The opening minutes of Apple TV+s The crowded room suggest a thriller.
In 1979 New York, a disturbed young man, Danny (Tom Holland), and his agitated companion, Ariana (Sasha Lane), open fire near Rockefeller Center. When only Thomas is captured – Ariana has vanished without a trace – the cop in charge of his case (Thomas Sadoski) almost salivates at the idea that they may have nailed a serial killer.
The crowded room
It comes down to
Too long sob story.
But his colleague Rya (Amanda Seyfried) isn’t so sure. During long conversations with Danny, now in jail awaiting his trial date, she begins to weave together a picture of his life – how he got where he is, why he did what he did. When his truth is revealed, The crowded room pivots from gritty crime drama to something quite sadder and sentimental, with sadly mixed results.
Part of the problem is simply that The crowded room, created by Akiva Goldsman, is too long – it has the feel of a miniseries that might have been better suited to the confines of a two-hour movie. There’s a big enough reveal midway through the ten episodes that an entire episode is devoted to following the story so far from the perspective of a completely different character. It’s only then that the central premise of the series comes into full focus, that the momentum starts to build, that we get a better understanding of what’s really at stake in Danny’s trial.
But until then, the hours can feel like a long wheel spin. The episodes are built around long conversations between Rya and Danny, in which the investigator tiptoes around sensitive spots as he gently pushes for real answers. Danny unfolds long anecdotes about his life before the arrest, which we experience as languorous scenes whose purpose is not always clear. The fact that it’s not very hard to guess the big reveal, especially if you take the initiative to Google the Daniel Keyes book that inspired the series, can make the wait more frustrating.
According to Danny, the people in his life are divided into saviors and monsters. There’s the angelic mother (Emmy Rossum) who keeps an abusive stepfather (Will Chase) under control. The dream girl (Emma Laird) who floats in and out like a cloud on a breeze. A pair of mentors – one a burly Israeli landlord (Lior Raz) who doesn’t mind defending Danny with his fists, the other a king man-esque caricature of an English gentleman (Jason Isaacs) dispensing life lessons. And of course there’s Ariana, the troubled roommate who spends her nights getting lost in sex and drugs, and her mornings crying about how empty she feels after it all.

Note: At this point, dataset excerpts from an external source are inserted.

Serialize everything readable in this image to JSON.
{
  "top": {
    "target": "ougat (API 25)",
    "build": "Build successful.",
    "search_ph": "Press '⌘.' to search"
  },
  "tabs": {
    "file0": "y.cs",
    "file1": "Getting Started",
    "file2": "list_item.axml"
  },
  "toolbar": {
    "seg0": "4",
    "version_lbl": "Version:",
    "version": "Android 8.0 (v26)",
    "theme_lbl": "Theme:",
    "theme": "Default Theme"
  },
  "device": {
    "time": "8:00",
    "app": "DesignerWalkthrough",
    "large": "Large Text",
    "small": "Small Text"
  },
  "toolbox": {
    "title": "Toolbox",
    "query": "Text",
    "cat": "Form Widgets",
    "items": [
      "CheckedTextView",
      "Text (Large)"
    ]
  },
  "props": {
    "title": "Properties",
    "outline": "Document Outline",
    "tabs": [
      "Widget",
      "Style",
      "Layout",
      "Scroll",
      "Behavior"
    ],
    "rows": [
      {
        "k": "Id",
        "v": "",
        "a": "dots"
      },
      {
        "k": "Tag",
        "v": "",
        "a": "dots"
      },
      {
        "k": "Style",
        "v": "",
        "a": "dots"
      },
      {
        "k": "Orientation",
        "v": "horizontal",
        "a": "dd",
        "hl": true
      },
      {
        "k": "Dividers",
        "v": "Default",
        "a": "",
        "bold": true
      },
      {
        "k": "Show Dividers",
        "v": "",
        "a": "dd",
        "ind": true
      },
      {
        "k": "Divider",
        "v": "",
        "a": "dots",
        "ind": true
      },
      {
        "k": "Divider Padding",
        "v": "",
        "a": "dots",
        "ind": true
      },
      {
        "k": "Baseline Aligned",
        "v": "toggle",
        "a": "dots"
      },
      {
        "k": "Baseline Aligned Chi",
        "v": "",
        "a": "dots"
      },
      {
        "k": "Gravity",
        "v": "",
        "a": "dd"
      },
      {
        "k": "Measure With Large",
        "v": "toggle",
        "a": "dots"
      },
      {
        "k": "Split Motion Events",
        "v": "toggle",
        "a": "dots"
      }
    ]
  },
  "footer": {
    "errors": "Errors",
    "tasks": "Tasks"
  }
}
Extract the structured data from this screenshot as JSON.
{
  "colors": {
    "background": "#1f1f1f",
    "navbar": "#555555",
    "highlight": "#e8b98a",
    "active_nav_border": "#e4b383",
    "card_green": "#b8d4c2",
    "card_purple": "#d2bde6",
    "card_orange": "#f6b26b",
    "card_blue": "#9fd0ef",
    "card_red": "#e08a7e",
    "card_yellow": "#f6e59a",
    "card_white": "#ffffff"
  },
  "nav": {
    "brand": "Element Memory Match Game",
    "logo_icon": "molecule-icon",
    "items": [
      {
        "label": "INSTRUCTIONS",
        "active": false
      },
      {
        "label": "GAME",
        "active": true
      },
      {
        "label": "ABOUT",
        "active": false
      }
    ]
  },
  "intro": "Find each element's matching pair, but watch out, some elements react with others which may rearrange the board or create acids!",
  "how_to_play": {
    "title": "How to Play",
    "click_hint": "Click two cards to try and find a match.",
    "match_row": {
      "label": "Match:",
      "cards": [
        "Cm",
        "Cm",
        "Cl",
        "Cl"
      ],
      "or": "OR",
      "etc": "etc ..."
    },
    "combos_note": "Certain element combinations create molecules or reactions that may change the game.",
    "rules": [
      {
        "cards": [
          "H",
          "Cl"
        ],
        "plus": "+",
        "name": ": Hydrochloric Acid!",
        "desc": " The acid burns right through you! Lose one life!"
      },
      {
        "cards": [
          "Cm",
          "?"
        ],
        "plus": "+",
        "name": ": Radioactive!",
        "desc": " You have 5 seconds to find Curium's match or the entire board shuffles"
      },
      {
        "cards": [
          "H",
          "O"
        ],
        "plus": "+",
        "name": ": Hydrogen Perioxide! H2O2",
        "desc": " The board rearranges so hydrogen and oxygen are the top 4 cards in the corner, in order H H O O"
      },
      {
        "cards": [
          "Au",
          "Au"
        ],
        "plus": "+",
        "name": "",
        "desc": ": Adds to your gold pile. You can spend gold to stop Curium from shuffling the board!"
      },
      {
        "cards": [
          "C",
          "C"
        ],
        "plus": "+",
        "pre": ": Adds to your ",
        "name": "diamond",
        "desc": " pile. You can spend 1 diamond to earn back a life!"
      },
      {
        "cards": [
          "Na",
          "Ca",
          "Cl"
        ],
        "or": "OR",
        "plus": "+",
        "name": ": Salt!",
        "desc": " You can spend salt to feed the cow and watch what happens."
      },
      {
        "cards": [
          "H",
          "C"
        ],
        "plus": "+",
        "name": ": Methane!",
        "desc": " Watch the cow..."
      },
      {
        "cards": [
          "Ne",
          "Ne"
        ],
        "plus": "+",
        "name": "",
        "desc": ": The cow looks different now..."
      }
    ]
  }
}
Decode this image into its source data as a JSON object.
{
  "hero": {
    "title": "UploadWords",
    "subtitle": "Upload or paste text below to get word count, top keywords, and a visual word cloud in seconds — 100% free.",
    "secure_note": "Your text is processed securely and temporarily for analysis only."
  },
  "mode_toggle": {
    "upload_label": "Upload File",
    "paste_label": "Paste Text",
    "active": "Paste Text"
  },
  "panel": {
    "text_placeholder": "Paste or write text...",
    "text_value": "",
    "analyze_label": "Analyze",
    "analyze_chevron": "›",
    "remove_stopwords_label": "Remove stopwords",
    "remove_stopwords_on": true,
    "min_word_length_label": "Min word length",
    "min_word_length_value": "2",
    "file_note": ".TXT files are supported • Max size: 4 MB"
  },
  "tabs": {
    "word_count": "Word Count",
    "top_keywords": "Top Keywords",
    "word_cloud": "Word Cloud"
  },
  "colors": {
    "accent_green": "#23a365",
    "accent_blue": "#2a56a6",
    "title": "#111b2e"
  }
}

Most of the characters are initially drawn in vague, stereotyped lines, all the better for representing Danny’s blinkered point of view, though the fact that they’re purposely two-dimensional doesn’t necessarily make them any less boring. But part of the importance of The crowded room lies in seeing some of them change over the course of the season as the story opens up to consider them in a new light. Rossum is particularly compelling – as maddening as it is heartbreaking – as a woman who knows full well that conventional wisdom often places the blame for troubled children on mothers, and who, perhaps, has more reasons than most to fear the backlash against her. comes off. Meanwhile, Chase somehow makes himself more chilling by downplaying his threat as a vicious man so confident in his power that he rarely needs to yell to get his point across.
Seyfried exudes curiosity and warmth as Rya, who gradually gains Danny’s trust. although The crowded room takes the trouble to give her a personal life, complete with an unruly child (Thomas Parobek) and a pushy mother (Laila Robins), the role mainly requires her to cycle through different shades of anxiety. Holland, as the main attraction, does get some chances to show off its range beyond anything else Spider-Man movie might pay him – but not as much as you might expect since Danny seems sweet and scared for most of the series.
He has good reason to be terrified. The crowded room makes it impossible not to feel sorry for Danny, who seems to be kicked endlessly through life, both literally and metaphorically. When his attorney (Christopher Abbott) argues in court that “everyone has failed this kid – his parents, his teachers, his neighbors, his friends, his community,” it’s an understatement given how often we have seen us. actively harm him. The miniseries is well-intentioned, which means he needs to generate empathy for Danny and other souls like him, and it’s convincing in that case that he needs care, not punishment. But especially in the first few episodes, I wondered at what point we might go from witnessing his misery to wallowing in it, and whether this resolute focus on the worst things that happened to Danny might not reduce him to his traumas. .
The crowded room eventually brings more compassion into Danny’s life – sometimes from touchingly unexpected sources, like the prison buddy who simply shrugs Danny’s eccentricities, or Ariana’s ex, who Danny has never met but intuitively feels he could use a friend. “Please tell me you’re not saying love is the answer,” one character moans to another in the penultimate episode, only to be told, “I really am.”
By the final minutes, the series has veered into sentimentality. But it’s hard to say where all these big feelings eventually lead. The resolute focus on Danny, and the unique contours of his story, make it difficult to extract a grander message beyond a sense that this particular young man deserves our sympathy. For all its sprawling cast, extravagant episodes and lavish sets, The crowded room ultimately suffers from a lack of ambition.